Can EMVCo Rescue 3D Secure?

Remember 3D Secure? You may be forgiven if you don’t.

The password-based technology was all the rage a decade ago as online merchants sought ways to control fraud. But it proved hard to integrate, and merchants complained it interfered too much with customers’ checkout sessions, so it never really caught on.

Now EMVCo, a standards body for the Europay-MasterCard-Visa (EMV) specification, hopes its newly assumed oversight of the 3D Secure authentication standard can help make it ubiquitous in e-commerce.

Operated as Visa Inc.’s Verified by Visa and MasterCard Inc.’s SecureCode, 3D Secure systems try to replicate the point-of-sale experience by prompting cardholders to enter a secret code in a pop-up window when checking out from a retailer’s site. American Express Co., which also uses the technology, calls its 3D Secure service SafeKey.

EMVCo’s aegis may make a difference, but it will have to find a way to overcome consumer resistance to dealing with the extra checkout step, experts say.

“Merchants don’t like it because it has the screen pop-up and increases abandonment rates,” says Eric Grover, principal at Intrepid Ventures, a payments consultancy in Minden, Nev.

Consumers also have not liked using 3D Secure technologies because of the uncertainty they can create, especially if the consumer encounters an enrollment screen during the checkout process, Grover says. “It is somewhat disruptive to both sides and it’s never got any momentum,” he says.

EMVCo, which is owned by Visa, MasterCard, Discover, JCB, American Express, and UnionPay, says it will develop the EMV 3DS 2.0 specification and its certification program over the next year with the intention of making it easier to use.

Details on just how EMVCo will do that should emerge later, but for now it says the updated spec will “offer a more seamless consumer experience and reduce reliance on the cardholder to authenticate themselves via a password prompt, better integrating with a merchant’s offering and brand.”

The updated spec also will incorporate non-payment user identification and verification, while adhering to unique regulatory requirements around the globe, EMVCo says.

Some payments professionals are optimistic. “We are very positive about EMVCo being a body through which [the spec] will be burnished and put back into the market,” says Peter Forbes, executive vice president and head of the National Business Unit at Atlanta-based payment processor Worldpay US Inc.

Making 3D Secure easier to use for merchants and consumers will become paramount, especially if predictions of increased card-not-present fraud following the migration to EMV payments come to fruition, Forbes says. “As the face-to-face environment gets secured, we are bound to see a push of losses into the CNP space,” he says.

His hope is that the updated spec will be less reliant on issuers and less reliant on remembering another complicated password for each transaction and each card.

As an example, Forbes, originally from the United Kingdom, says each of his U.K.-issued payment cards has its own passcode for use on 3D Secure-enabled sites.

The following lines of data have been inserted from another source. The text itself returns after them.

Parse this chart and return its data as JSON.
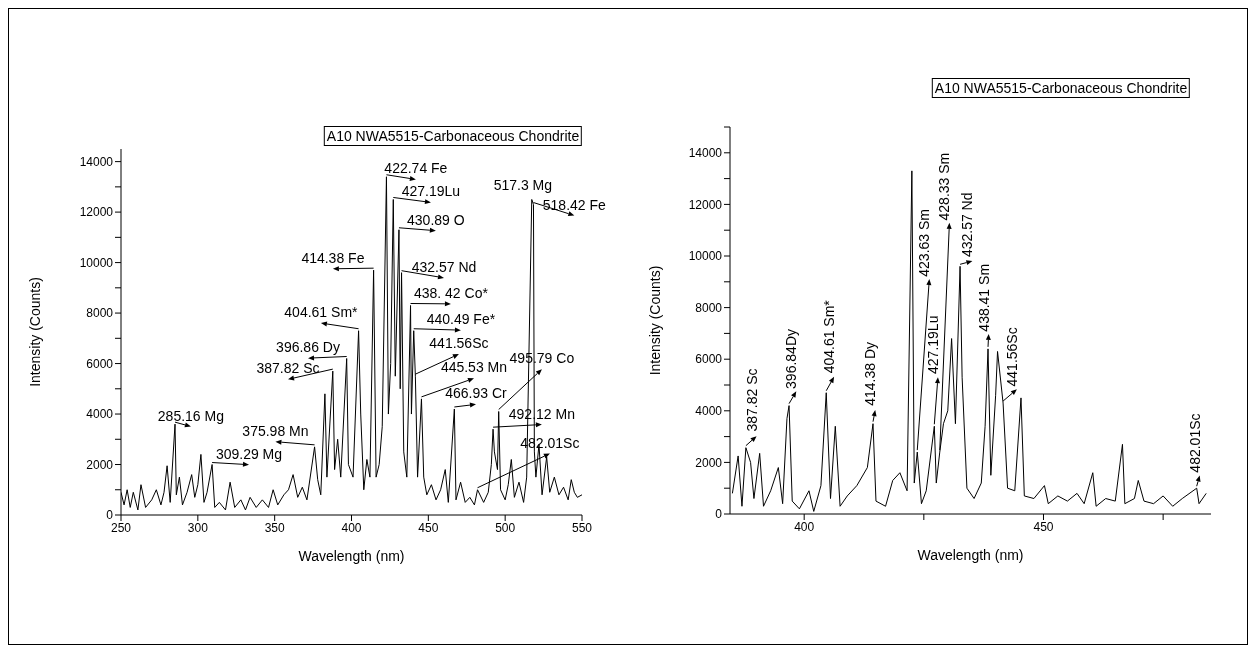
{
  "chart_data": [
    {
      "type": "line",
      "title": "A10 NWA5515-Carbonaceous Chondrite",
      "xlabel": "Wavelength (nm)",
      "ylabel": "Intensity (Counts)",
      "x": [
        250,
        252,
        254,
        256,
        258,
        261,
        263,
        266,
        270,
        273,
        276,
        278,
        280,
        282,
        285.16,
        286,
        288,
        290,
        293,
        296,
        298,
        300,
        302,
        304,
        306,
        309.29,
        311,
        314,
        318,
        321,
        324,
        328,
        331,
        334,
        338,
        342,
        346,
        349,
        352,
        356,
        359,
        362,
        365,
        368,
        371,
        375.98,
        378,
        380,
        382.7,
        384,
        387.82,
        389,
        391,
        393,
        396.86,
        398,
        401,
        404.61,
        406,
        408,
        410,
        412,
        414.38,
        416,
        418,
        420,
        422.74,
        424,
        425.5,
        427.19,
        428.5,
        430.89,
        431.7,
        432.57,
        434,
        436,
        438.42,
        439,
        440.49,
        441.56,
        443,
        445.53,
        447,
        449,
        452,
        455,
        458,
        461,
        463,
        466.93,
        468,
        471,
        474,
        477,
        480,
        482.01,
        486,
        489,
        491,
        492.12,
        493,
        495,
        495.79,
        497,
        500,
        502,
        504,
        506,
        509,
        512,
        514,
        517.3,
        518.42,
        519,
        520,
        522,
        524,
        527,
        529,
        532,
        535,
        538,
        541,
        543,
        545,
        547,
        550
      ],
      "series": [
        {
          "color": "#000000",
          "values": [
            900,
            400,
            1000,
            300,
            900,
            200,
            1200,
            300,
            600,
            1000,
            400,
            900,
            1950,
            500,
            3600,
            800,
            1500,
            400,
            900,
            1600,
            700,
            1200,
            2400,
            500,
            900,
            2000,
            300,
            500,
            200,
            1300,
            300,
            600,
            200,
            700,
            300,
            600,
            300,
            1000,
            400,
            800,
            1000,
            1600,
            700,
            1100,
            600,
            2700,
            1400,
            800,
            4800,
            1500,
            5700,
            1800,
            3000,
            1500,
            6200,
            2000,
            1500,
            7300,
            4000,
            1000,
            2200,
            1500,
            9700,
            1500,
            2000,
            3500,
            13400,
            4000,
            6000,
            12500,
            5500,
            11300,
            5000,
            9600,
            2500,
            1500,
            8300,
            4000,
            7300,
            5500,
            1500,
            4600,
            1500,
            800,
            1200,
            600,
            1000,
            1800,
            500,
            4200,
            600,
            1300,
            500,
            700,
            400,
            1000,
            500,
            900,
            2000,
            3400,
            2500,
            1800,
            4100,
            1000,
            600,
            1200,
            2200,
            700,
            1300,
            500,
            1500,
            12500,
            12300,
            2500,
            1500,
            2800,
            800,
            2300,
            900,
            1500,
            800,
            1100,
            600,
            1400,
            900,
            700,
            800
          ]
        }
      ],
      "xlim": [
        250,
        550
      ],
      "xticks": [
        250,
        300,
        350,
        400,
        450,
        500,
        550
      ],
      "ylim": [
        0,
        14500
      ],
      "yticks": [
        0,
        {
          "value": 1000,
          "label": null
        },
        2000,
        {
          "value": 3000,
          "label": null
        },
        4000,
        {
          "value": 5000,
          "label": null
        },
        6000,
        {
          "value": 7000,
          "label": null
        },
        8000,
        {
          "value": 9000,
          "label": null
        },
        10000,
        {
          "value": 11000,
          "label": null
        },
        12000,
        {
          "value": 13000,
          "label": null
        },
        14000
      ],
      "annotations": [
        {
          "text": "422.74 Fe",
          "x": 422.74,
          "y": 13400
        },
        {
          "text": "427.19Lu",
          "x": 427.19,
          "y": 12500
        },
        {
          "text": "517.3 Mg",
          "x": 517.3,
          "y": 12500
        },
        {
          "text": "518.42 Fe",
          "x": 518.42,
          "y": 12300
        },
        {
          "text": "430.89 O",
          "x": 430.89,
          "y": 11300
        },
        {
          "text": "414.38 Fe",
          "x": 414.38,
          "y": 9700
        },
        {
          "text": "432.57 Nd",
          "x": 432.57,
          "y": 9600
        },
        {
          "text": "438. 42 Co*",
          "x": 438.42,
          "y": 8300
        },
        {
          "text": "404.61 Sm*",
          "x": 404.61,
          "y": 7300
        },
        {
          "text": "440.49 Fe*",
          "x": 440.49,
          "y": 7300
        },
        {
          "text": "396.86  Dy",
          "x": 396.86,
          "y": 6200
        },
        {
          "text": "441.56Sc",
          "x": 441.56,
          "y": 5500
        },
        {
          "text": "387.82 Sc",
          "x": 387.82,
          "y": 5700
        },
        {
          "text": "445.53 Mn",
          "x": 445.53,
          "y": 4600
        },
        {
          "text": "495.79 Co",
          "x": 495.79,
          "y": 4100
        },
        {
          "text": "466.93 Cr",
          "x": 466.93,
          "y": 4200
        },
        {
          "text": "285.16 Mg",
          "x": 285.16,
          "y": 3600
        },
        {
          "text": "492.12 Mn",
          "x": 492.12,
          "y": 3400
        },
        {
          "text": "375.98 Mn",
          "x": 375.98,
          "y": 2700
        },
        {
          "text": "309.29 Mg",
          "x": 309.29,
          "y": 2000
        },
        {
          "text": "482.01Sc",
          "x": 482.01,
          "y": 1000
        }
      ]
    },
    {
      "type": "line",
      "title": "A10 NWA5515-Carbonaceous Chondrite",
      "xlabel": "Wavelength (nm)",
      "ylabel": "Intensity (Counts)",
      "x": [
        385,
        386.2,
        387,
        387.82,
        388.8,
        389.5,
        390.7,
        391.5,
        393,
        394.6,
        395.5,
        396.4,
        396.84,
        397.5,
        399,
        401,
        402,
        403.5,
        404.61,
        405.5,
        406.5,
        407.5,
        409,
        411,
        413.2,
        414.38,
        415,
        417,
        418.5,
        420,
        421.5,
        422.5,
        423,
        423.63,
        424.5,
        425.5,
        427.19,
        427.6,
        428.33,
        429.1,
        430,
        430.8,
        431.6,
        432.57,
        433,
        434,
        435.5,
        437,
        437.8,
        438.41,
        439,
        440,
        440.4,
        441.56,
        442.5,
        444,
        445.3,
        446,
        448,
        450.2,
        451,
        453,
        455,
        457,
        458.5,
        460.3,
        461,
        463,
        465,
        466.5,
        467,
        469,
        469.8,
        471,
        473,
        475,
        477,
        479,
        482.01,
        482.5,
        484
      ],
      "series": [
        {
          "color": "#000000",
          "values": [
            800,
            2250,
            300,
            2570,
            2000,
            600,
            2350,
            300,
            900,
            1800,
            400,
            3700,
            4200,
            500,
            200,
            900,
            100,
            1100,
            4700,
            600,
            3400,
            300,
            700,
            1100,
            1800,
            3500,
            500,
            300,
            1300,
            1600,
            900,
            13300,
            1200,
            2400,
            400,
            900,
            3400,
            1200,
            2400,
            3500,
            4000,
            6800,
            3500,
            9600,
            5300,
            1000,
            600,
            1200,
            3400,
            6400,
            1500,
            4600,
            6300,
            4300,
            1000,
            900,
            4500,
            700,
            600,
            1100,
            400,
            700,
            500,
            800,
            400,
            1600,
            300,
            600,
            500,
            2700,
            400,
            600,
            1300,
            500,
            400,
            700,
            300,
            600,
            1000,
            400,
            800
          ]
        }
      ],
      "xlim": [
        384.5,
        485
      ],
      "xticks": [
        400,
        {
          "value": 425,
          "label": null
        },
        450,
        {
          "value": 475,
          "label": null
        }
      ],
      "ylim": [
        0,
        15000
      ],
      "yticks": [
        0,
        {
          "value": 1000,
          "label": null
        },
        2000,
        {
          "value": 3000,
          "label": null
        },
        4000,
        {
          "value": 5000,
          "label": null
        },
        6000,
        {
          "value": 7000,
          "label": null
        },
        8000,
        {
          "value": 9000,
          "label": null
        },
        10000,
        {
          "value": 11000,
          "label": null
        },
        12000,
        {
          "value": 13000,
          "label": null
        },
        14000,
        {
          "value": 15000,
          "label": null
        }
      ],
      "annotations": [
        {
          "text": "387.82 Sc",
          "x": 387.82,
          "y": 2570
        },
        {
          "text": "396.84Dy",
          "x": 396.84,
          "y": 4200
        },
        {
          "text": "404.61 Sm*",
          "x": 404.61,
          "y": 4700
        },
        {
          "text": "414.38 Dy",
          "x": 414.38,
          "y": 3500
        },
        {
          "text": "423.63 Sm",
          "x": 423.63,
          "y": 2400
        },
        {
          "text": "427.19Lu",
          "x": 427.19,
          "y": 3400
        },
        {
          "text": "428.33 Sm",
          "x": 428.33,
          "y": 2400
        },
        {
          "text": "432.57 Nd",
          "x": 432.57,
          "y": 9600
        },
        {
          "text": "438.41 Sm",
          "x": 438.41,
          "y": 6400
        },
        {
          "text": "441.56Sc",
          "x": 441.56,
          "y": 4300
        },
        {
          "text": "482.01Sc",
          "x": 482.01,
          "y": 1000
        }
      ]
    }
  ]
}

The technology was mandated for U.K. e-commerce sites, he says, but that was done almost 10 years ago, when the U.K. began its EMV migration, and when e-commerce accounted for fewer retail sales than it does today.

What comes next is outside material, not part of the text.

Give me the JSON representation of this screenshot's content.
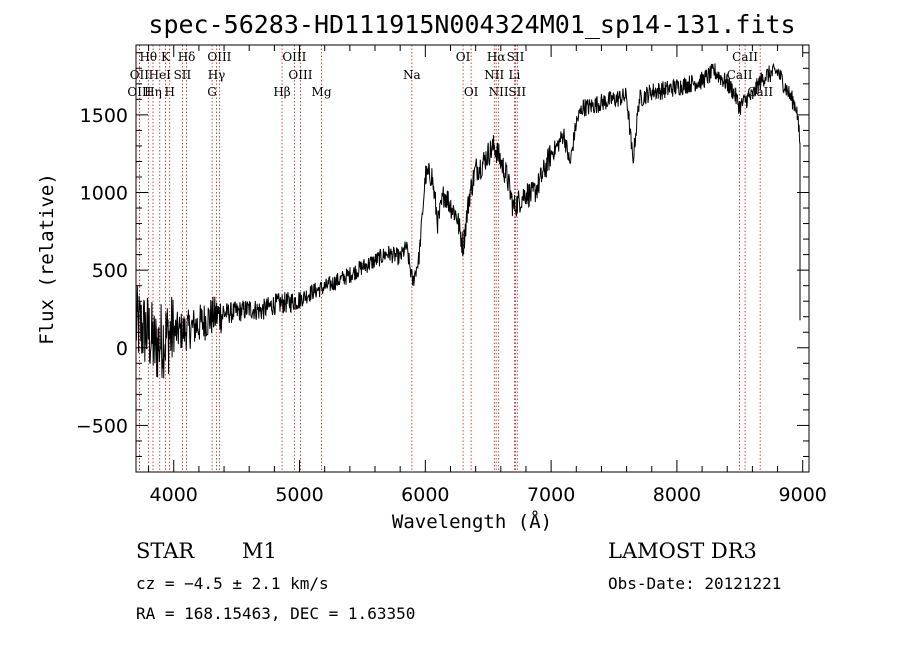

EMVCo’s involvement in the 3D Secure spec also could address a shortcoming in the EMV standard, says Beth Robertson, principal at consultancy Robertson Payments Services LLC, “namely, its vulnerability in supporting online transactions,” she says in an email message. “Integration of 3DS with EMV capabilities could serve to build support for EMV conversion.”

EMVCo says the updated standard should be published in 2016.